QR decoding is a small computer-vision pipeline:

  1. Load and grayscale. The image is drawn onto an HTML canvas and each pixel reduced to a single brightness value.
  2. Binarise. Otsu’s method picks the brightness threshold that best separates dark modules from light ones, turning the image into pure black and white.
  3. Find the code. The three large corner squares — the finder patterns — are located by their characteristic 1:1:3:1:1 run of dark and light, which fixes the grid’s position and module size.
  4. Sample the grid. Each module’s centre is read as a single bit, reconstructing the matrix.
  5. Unmask and read. The format bits reveal which of the eight data masks was applied; reversing it and walking the modules in QR’s zig-zag order yields the bitstream, which is parsed into numeric, alphanumeric, or byte (UTF-8) characters.

Tips and notes

  • For the cleanest read, use a sharp, high-contrast image taken straight on.

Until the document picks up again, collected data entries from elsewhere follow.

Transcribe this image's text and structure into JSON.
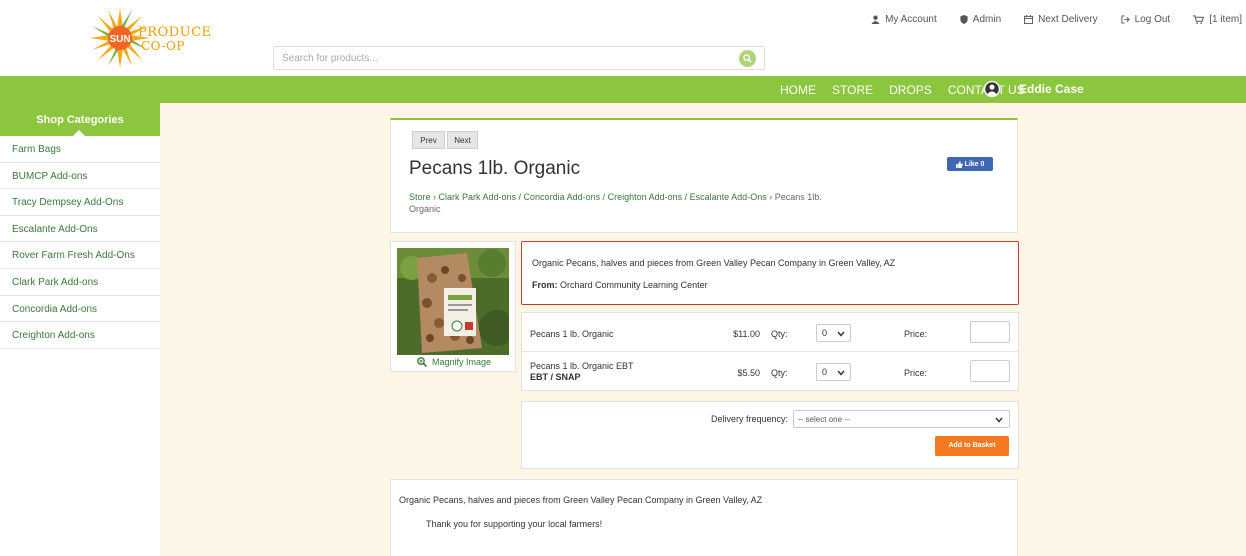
{
  "brand": {
    "logo_word1": "SUN",
    "logo_word2": "PRODUCE",
    "logo_word3": "CO-OP",
    "colors": {
      "green": "#8cc63f",
      "orange": "#f47920",
      "sun": "#f7c531"
    }
  },
  "search": {
    "placeholder": "Search for products...",
    "icon": "search-icon"
  },
  "top_links": [
    {
      "icon": "user-icon",
      "label": "My Account"
    },
    {
      "icon": "shield-icon",
      "label": "Admin"
    },
    {
      "icon": "calendar-icon",
      "label": "Next Delivery"
    },
    {
      "icon": "logout-icon",
      "label": "Log Out"
    },
    {
      "icon": "cart-icon",
      "label": "[1 item]"
    }
  ],
  "nav": [
    "HOME",
    "STORE",
    "DROPS",
    "CONTACT US"
  ],
  "user": {
    "name": "Eddie Case",
    "icon": "user-avatar-icon"
  },
  "sidebar": {
    "heading": "Shop Categories",
    "items": [
      "Farm Bags",
      "BUMCP Add-ons",
      "Tracy Dempsey Add-Ons",
      "Escalante Add-Ons",
      "Rover Farm Fresh Add-Ons",
      "Clark Park Add-ons",
      "Concordia Add-ons",
      "Creighton Add-ons"
    ]
  },
  "product": {
    "prev_label": "Prev",
    "next_label": "Next",
    "title": "Pecans 1lb. Organic",
    "like_label": "Like 0",
    "breadcrumb": {
      "store": "Store",
      "sep": " › ",
      "category": "Clark Park Add-ons / Concordia Add-ons / Creighton Add-ons / Escalante Add-Ons",
      "current": "Pecans 1lb. Organic"
    },
    "magnify_label": "Magnify Image",
    "description": "Organic Pecans, halves and pieces from Green Valley Pecan Company in Green Valley, AZ",
    "from_label": "From:",
    "from_value": "Orchard Community Learning Center"
  },
  "price_rows": [
    {
      "name": "Pecans 1 lb. Organic",
      "sub": "",
      "price": "$11.00",
      "qty_label": "Qty:",
      "qty": "0",
      "price_label": "Price:"
    },
    {
      "name": "Pecans 1 lb. Organic EBT",
      "sub": "EBT / SNAP",
      "price": "$5.50",
      "qty_label": "Qty:",
      "qty": "0",
      "price_label": "Price:"
    }
  ],
  "delivery": {
    "label": "Delivery frequency:",
    "selected": "-- select one --",
    "add_button": "Add to Basket"
  },
  "long_description": {
    "line1": "Organic Pecans, halves and pieces from Green Valley Pecan Company in Green Valley, AZ",
    "line2": "Thank you for supporting your local farmers!"
  }
}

A screenshot of an on-screen QR works perfectly.
  • The result is labelled by type. A WIFI: string, for example, is flagged as a Wi-Fi network so you can see at a glance what the code carries.
  • Because everything is local, this is a safe way to inspect a QR code’s destination before trusting it — decode first, then decide whether to visit the link.
  • Very dense codes (high versions), heavy rotation, or damage may not decode; the tool tells you honestly instead of returning a wrong guess.